Plaza Sto. Domingo im Zentrum Quitos

Viel kann ich dann nicht mehr machen, da es höchstens zwi­schen den Schauern einmal trocken ist. Mein Hotel ist ja sehr billig, aber dafür auch recht unmöglich, so dass ich das erste Mal auch meinen Schlafsack benutze. Trotzdem schlafe ich schlecht und bin froh, als die Nacht zu Ende ist.

 

Der berühmte Indiomarkt in Otavalo

Freitag, 09.03. Den Vormittag verbringe ich mal wieder mit den obligatorischen Besorgungen: Post, Geldwechsel etc. Zuvor kriege ich aber erstmalig ein gutes Frühstück: Ananas-Saft, Spiegeleier, Brot, Marmelade, Butter und Kaffee für den gleichen Preis wie in Kolumbien einen Stehkaffee und ein trockenes Brötchen. Hier ist es also tatsächlich endlich billiger – tut meinen Finanzen sehr gut. Dann durchstreife ich eine ganze Zeit bei schlechtem, aber trockenem. Wetter die sehr schöne Altstadt Quitos.

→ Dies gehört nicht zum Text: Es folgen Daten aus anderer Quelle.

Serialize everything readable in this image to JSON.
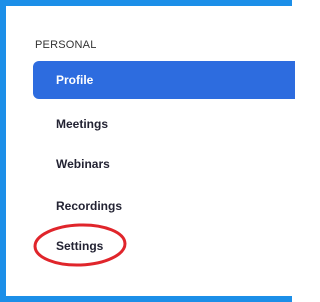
{
  "sidebar": {
    "section_title": "PERSONAL",
    "items": [
      {
        "label": "Profile",
        "active": true
      },
      {
        "label": "Meetings",
        "active": false
      },
      {
        "label": "Webinars",
        "active": false
      },
      {
        "label": "Recordings",
        "active": false
      },
      {
        "label": "Settings",
        "active": false
      }
    ]
  },
  "colors": {
    "frame_border": "#1c8fe8",
    "active_background": "#2d6cdf",
    "annotation_circle": "#e0252b"
  }
}
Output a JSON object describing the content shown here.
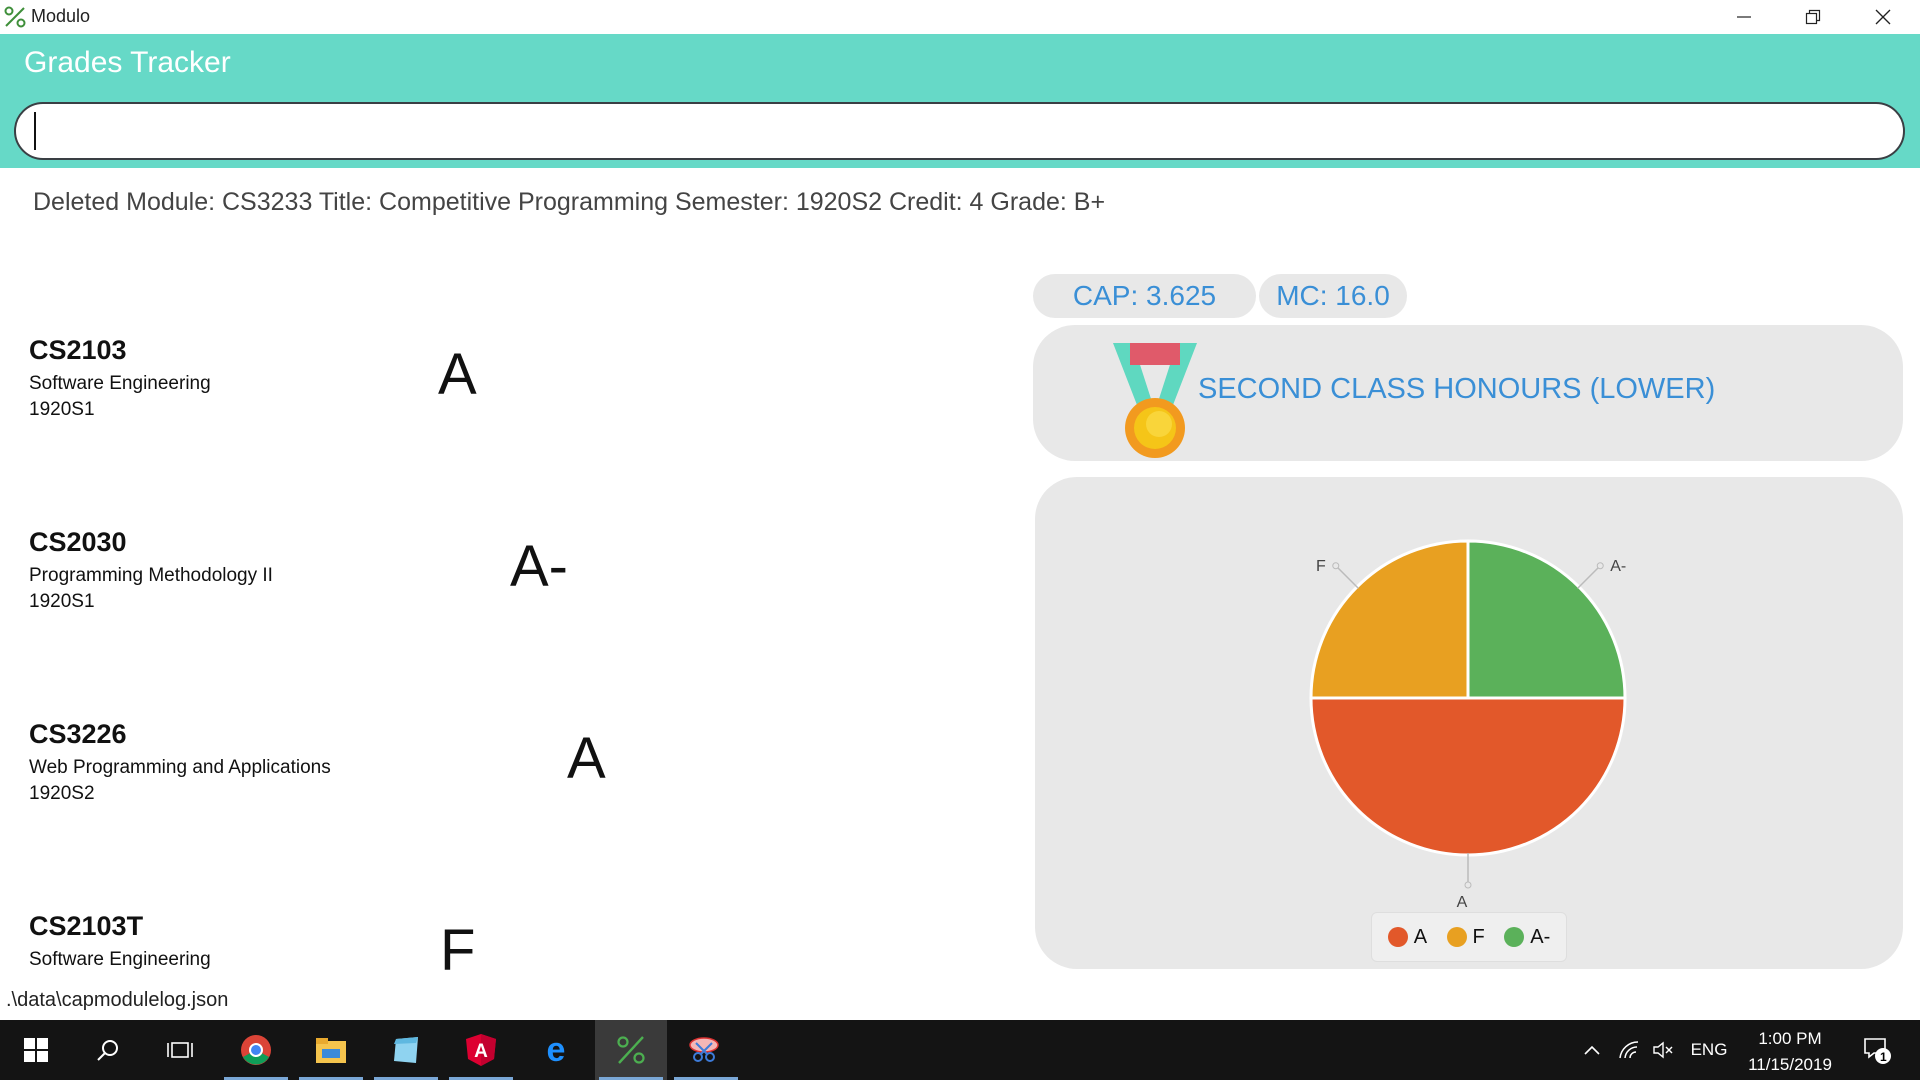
{
  "window": {
    "title": "Modulo"
  },
  "header": {
    "title": "Grades Tracker"
  },
  "command": {
    "value": ""
  },
  "result": {
    "message": "Deleted Module: CS3233 Title: Competitive Programming Semester: 1920S2 Credit: 4 Grade: B+"
  },
  "modules": [
    {
      "code": "CS2103",
      "title": "Software Engineering",
      "semester": "1920S1",
      "grade": "A"
    },
    {
      "code": "CS2030",
      "title": "Programming Methodology II",
      "semester": "1920S1",
      "grade": "A-"
    },
    {
      "code": "CS3226",
      "title": "Web Programming and Applications",
      "semester": "1920S2",
      "grade": "A"
    },
    {
      "code": "CS2103T",
      "title": "Software Engineering",
      "semester": "",
      "grade": "F"
    }
  ],
  "summary": {
    "cap": "CAP: 3.625",
    "mc": "MC: 16.0",
    "honours": "SECOND CLASS HONOURS (LOWER)",
    "medal_icon": "medal-icon"
  },
  "chart_data": {
    "type": "pie",
    "title": "",
    "slices": [
      {
        "label": "A",
        "value": 2,
        "color": "#e2582a"
      },
      {
        "label": "F",
        "value": 1,
        "color": "#e8a021"
      },
      {
        "label": "A-",
        "value": 1,
        "color": "#5bb15a"
      }
    ],
    "legend": [
      "A",
      "F",
      "A-"
    ],
    "legend_position": "bottom"
  },
  "statusbar": {
    "path": ".\\data\\capmodulelog.json"
  },
  "taskbar": {
    "apps": [
      "start-icon",
      "search-icon",
      "task-view-icon",
      "chrome-icon",
      "file-explorer-icon",
      "notepad-icon",
      "angular-icon",
      "edge-icon",
      "modulo-icon",
      "snipping-tool-icon"
    ],
    "language": "ENG",
    "time": "1:00 PM",
    "date": "11/15/2019",
    "notification_count": "1"
  },
  "colors": {
    "accent": "#66d9c7",
    "info_text": "#3a8fd6",
    "card_bg": "#e8e8e8"
  }
}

Hier sind wirklich alle Häuser noch im alten spanischen Stil gebaut und auch recht gut erhalten: weiß-blau gestrichen, Balkons, ordentliche Fenster etc.

Von den 86 Kirchen Quitos stehen die größten und schönsten in der Altstadt und nehmen zusammen mit den zugehörigen Klöstern großen Raum ein. Allerdings komme ich noch nicht zu Besichti­gungen. Der Verkehr ist erheblich, aber nicht so schlimm wie in Bogotá oder Caracas. Dafür ist die Zahl der fliegenden Händler, die alle Bürgersteige besetzt halten, noch erheblich größer, bunter und umfangreicher. Dieses ist natürlich nicht zuletzt darauf zurückzuführen, daß hier sehr viele Indios leben und diesen – aus Mangel an Bildung – oft nur die „Karriere“ eines solchen Händlers offensteht.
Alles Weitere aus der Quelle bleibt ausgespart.